Pete Van Valkenburg

No. 36, 46, 40
- Position: Running back

Personal information
- Born: May 19, 1950 (age 76) Salt Lake City, Utah, U.S.
- Listed height: 6 ft 2 in (1.88 m)
- Listed weight: 210 lb (95 kg)

Career information
- High school: Hillcrest (UT)
- College: BYU
- NFL draft: 1973 (3rd round, 66th overall pick)

Career history
- Buffalo Bills (1973); Green Bay Packers (1974); Chicago Bears (1974); Saskatchewan Roughriders (1976);

Awards and highlights
- Third-team All-American (1972);

Career NFL statistics
- Rushing attempts: 2
- Rushing yards: 20
- Receptions: 1
- Receiving yards: 7
- Kick/punt returns: 7
- Return yards: 64
- Stats at Pro Football Reference

= Pete Van Valkenburg =

American gridiron football player (born 1950)

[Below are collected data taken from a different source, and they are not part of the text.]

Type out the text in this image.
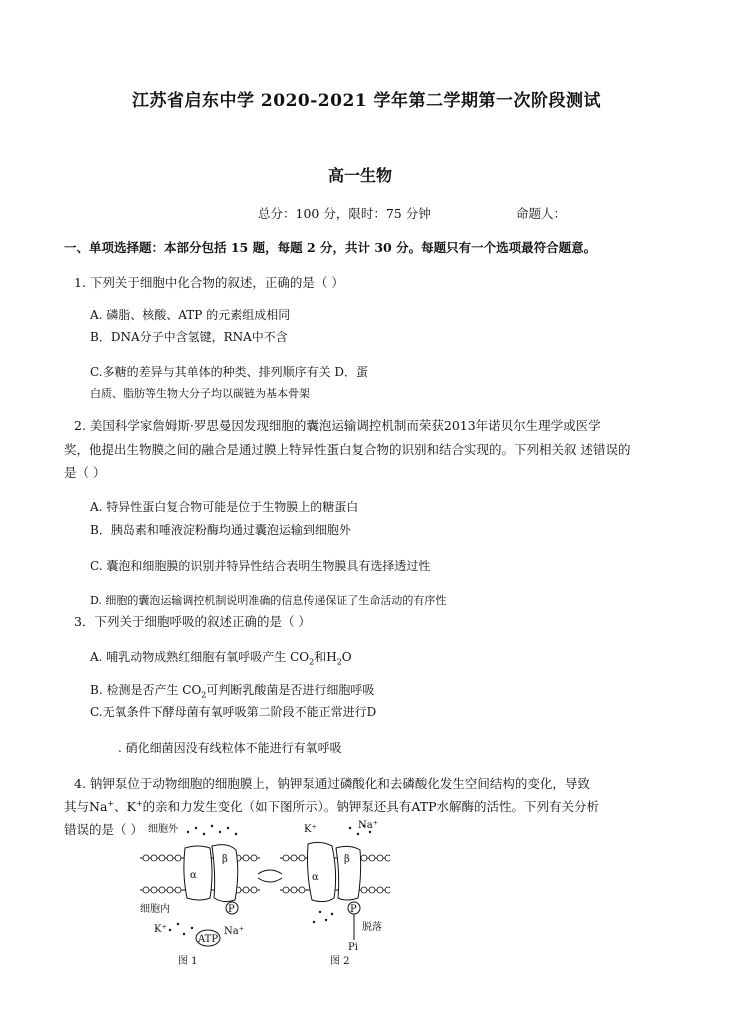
江苏省启东中学 2020-2021 学年第二学期第一次阶段测试
高一生物
总分：100 分，限时：75 分钟	命题人：
一、单项选择题：本部分包括 15 题，每题 2 分，共计 30 分。每题只有一个选项最符合题意。
1. 下列关于细胞中化合物的叙述，正确的是（ ）
A. 磷脂、核酸、ATP 的元素组成相同
B．DNA分子中含氢键，RNA中不含
C.多糖的差异与其单体的种类、排列顺序有关 D．蛋
白质、脂肪等生物大分子均以碳链为基本骨架
2. 美国科学家詹姆斯·罗思曼因发现细胞的囊泡运输调控机制而荣获2013年诺贝尔生理学或医学
奖，他提出生物膜之间的融合是通过膜上特异性蛋白复合物的识别和结合实现的。下列相关叙 述错误的
是（ ）
A. 特异性蛋白复合物可能是位于生物膜上的糖蛋白
B．胰岛素和唾液淀粉酶均通过囊泡运输到细胞外
C. 囊泡和细胞膜的识别并特异性结合表明生物膜具有选择透过性
D. 细胞的囊泡运输调控机制说明准确的信息传递保证了生命活动的有序性
3．下列关于细胞呼吸的叙述正确的是（ ）
A. 哺乳动物成熟红细胞有氧呼吸产生 $CO_2$和$H_2O$
B. 检测是否产生 $CO_2$可判断乳酸菌是否进行细胞呼吸
C.无氧条件下酵母菌有氧呼吸第二阶段不能正常进行D
. 硝化细菌因没有线粒体不能进行有氧呼吸
4. 钠钾泵位于动物细胞的细胞膜上，钠钾泵通过磷酸化和去磷酸化发生空间结构的变化，导致
其与Na+、K+的亲和力发生变化（如下图所示）。钠钾泵还具有ATP水解酶的活性。下列有关分析
错误的是（ ） 细胞外
细胞内
α
β
P
ATP
K⁺	Na⁺
α
β
P
K⁺	Na⁺
脱落
Pi
图 1	图 2
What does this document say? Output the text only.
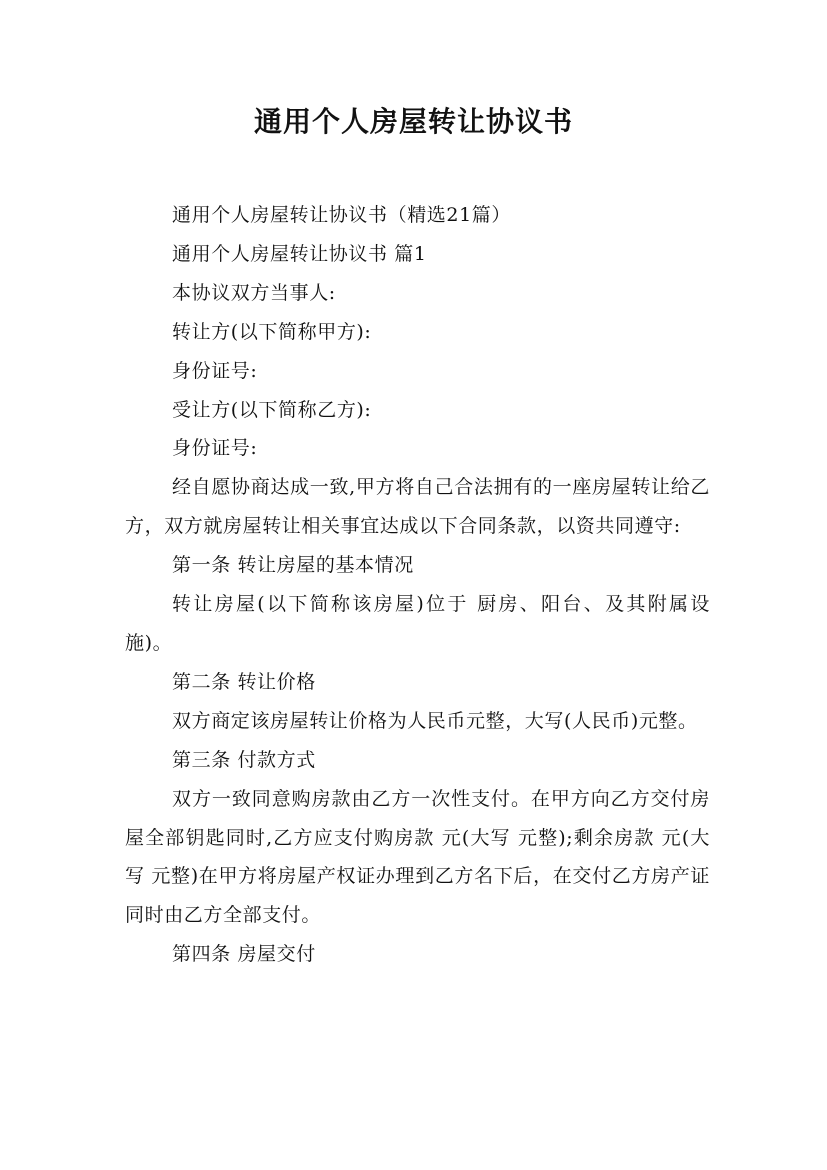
通用个人房屋转让协议书

通用个人房屋转让协议书（精选21篇）

通用个人房屋转让协议书 篇1

本协议双方当事人:

转让方(以下简称甲方):

身份证号:

受让方(以下简称乙方):

身份证号:

经自愿协商达成一致,甲方将自己合法拥有的一座房屋转让给乙方，双方就房屋转让相关事宜达成以下合同条款，以资共同遵守:

第一条 转让房屋的基本情况

转让房屋(以下简称该房屋)位于 厨房、阳台、及其附属设施)。

第二条 转让价格

双方商定该房屋转让价格为人民币元整，大写(人民币)元整。

第三条 付款方式

双方一致同意购房款由乙方一次性支付。在甲方向乙方交付房屋全部钥匙同时,乙方应支付购房款 元(大写 元整);剩余房款 元(大写 元整)在甲方将房屋产权证办理到乙方名下后，在交付乙方房产证同时由乙方全部支付。

第四条 房屋交付
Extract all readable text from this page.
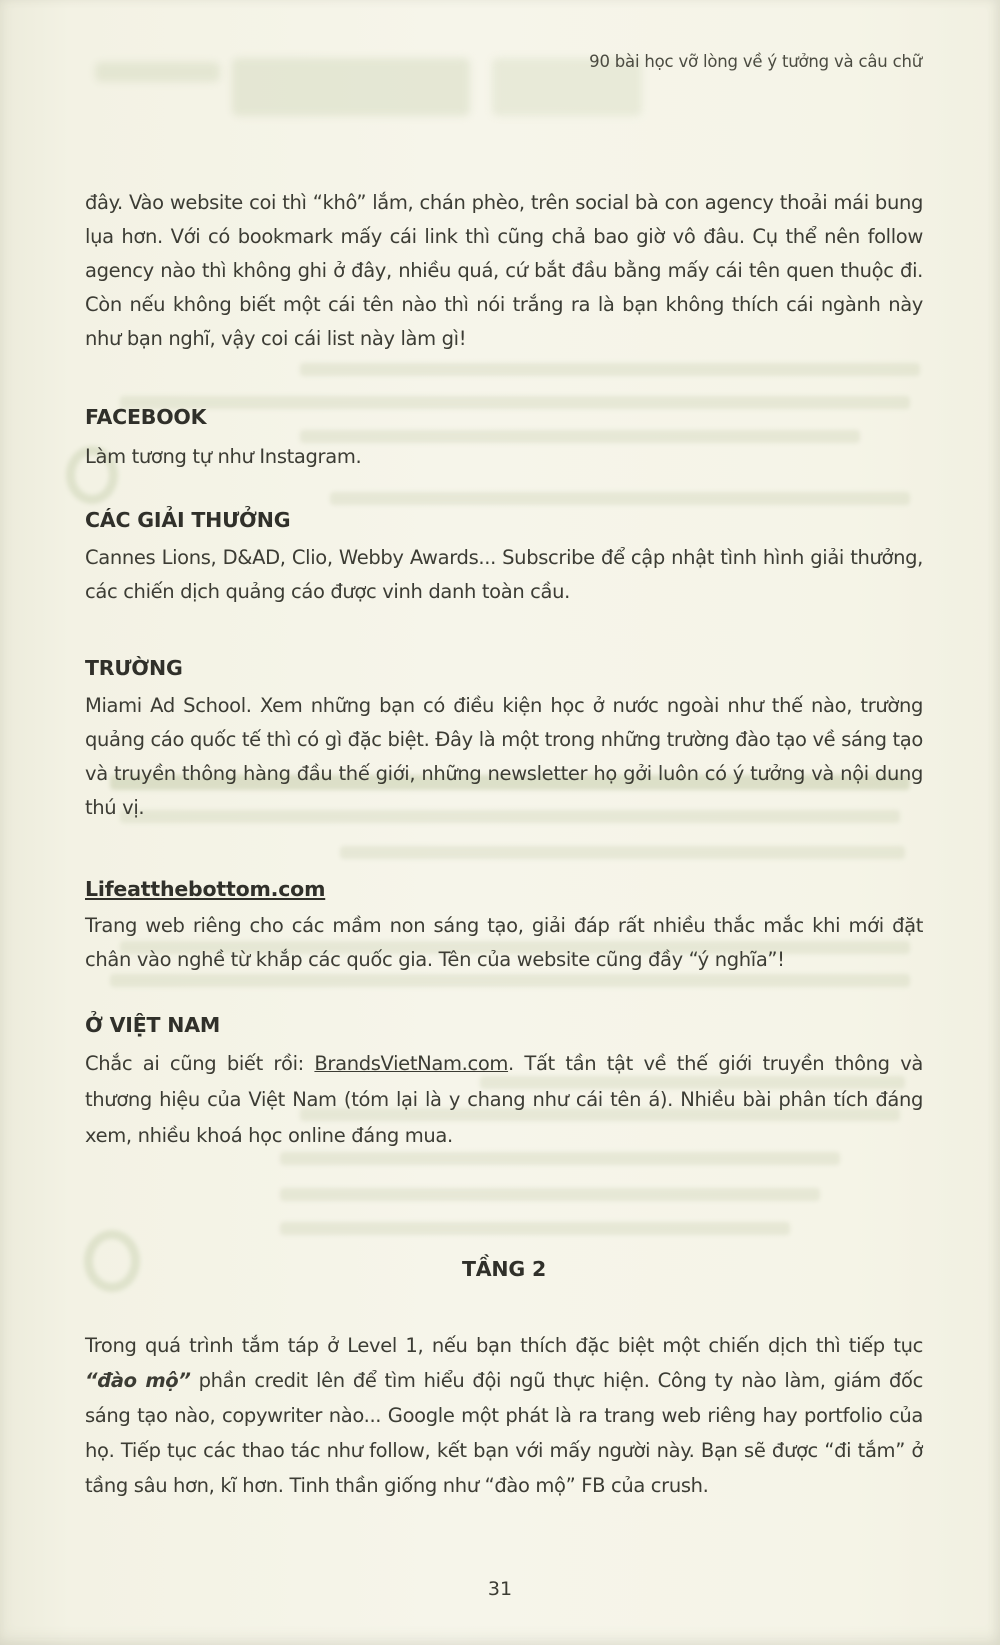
90 bài học vỡ lòng về ý tưởng và câu chữ

đây. Vào website coi thì “khô” lắm, chán phèo, trên social bà con agency thoải mái bung lụa hơn. Với có bookmark mấy cái link thì cũng chả bao giờ vô đâu. Cụ thể nên follow agency nào thì không ghi ở đây, nhiều quá, cứ bắt đầu bằng mấy cái tên quen thuộc đi. Còn nếu không biết một cái tên nào thì nói trắng ra là bạn không thích cái ngành này như bạn nghĩ, vậy coi cái list này làm gì!

FACEBOOK

Làm tương tự như Instagram.

CÁC GIẢI THƯỞNG

Cannes Lions, D&AD, Clio, Webby Awards... Subscribe để cập nhật tình hình giải thưởng, các chiến dịch quảng cáo được vinh danh toàn cầu.

TRƯỜNG

Miami Ad School. Xem những bạn có điều kiện học ở nước ngoài như thế nào, trường quảng cáo quốc tế thì có gì đặc biệt. Đây là một trong những trường đào tạo về sáng tạo và truyền thông hàng đầu thế giới, những newsletter họ gởi luôn có ý tưởng và nội dung thú vị.

Lifeatthebottom.com

Trang web riêng cho các mầm non sáng tạo, giải đáp rất nhiều thắc mắc khi mới đặt chân vào nghề từ khắp các quốc gia. Tên của website cũng đầy “ý nghĩa”!

Ở VIỆT NAM

Chắc ai cũng biết rồi: BrandsVietNam.com. Tất tần tật về thế giới truyền thông và thương hiệu của Việt Nam (tóm lại là y chang như cái tên á). Nhiều bài phân tích đáng xem, nhiều khoá học online đáng mua.

TẦNG 2

Trong quá trình tắm táp ở Level 1, nếu bạn thích đặc biệt một chiến dịch thì tiếp tục “đào mộ” phần credit lên để tìm hiểu đội ngũ thực hiện. Công ty nào làm, giám đốc sáng tạo nào, copywriter nào... Google một phát là ra trang web riêng hay portfolio của họ. Tiếp tục các thao tác như follow, kết bạn với mấy người này. Bạn sẽ được “đi tắm” ở tầng sâu hơn, kĩ hơn. Tinh thần giống như “đào mộ” FB của crush.

31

Pete Van Valkenburg (sometimes referred to as Pete Van Valkenberg) is an American former professional football player who was a running back in the National Football League (NFL). He played college football for the BYU Cougars. Van Valkenburg was selected in the third round of the 1973 NFL draft by the New Orleans Saints and would play that season with the Buffalo Bills. He split the following season between the Green Bay Packers and the Chicago Bears.
In 1976 he played 12 games for the Saskatchewan Roughriders of the Canadian Football League (CFL), gaining 572 rushing yards and 3 touchdowns on 129 carries, plus 421 yards receiving and 2 touchdown on 43 catches.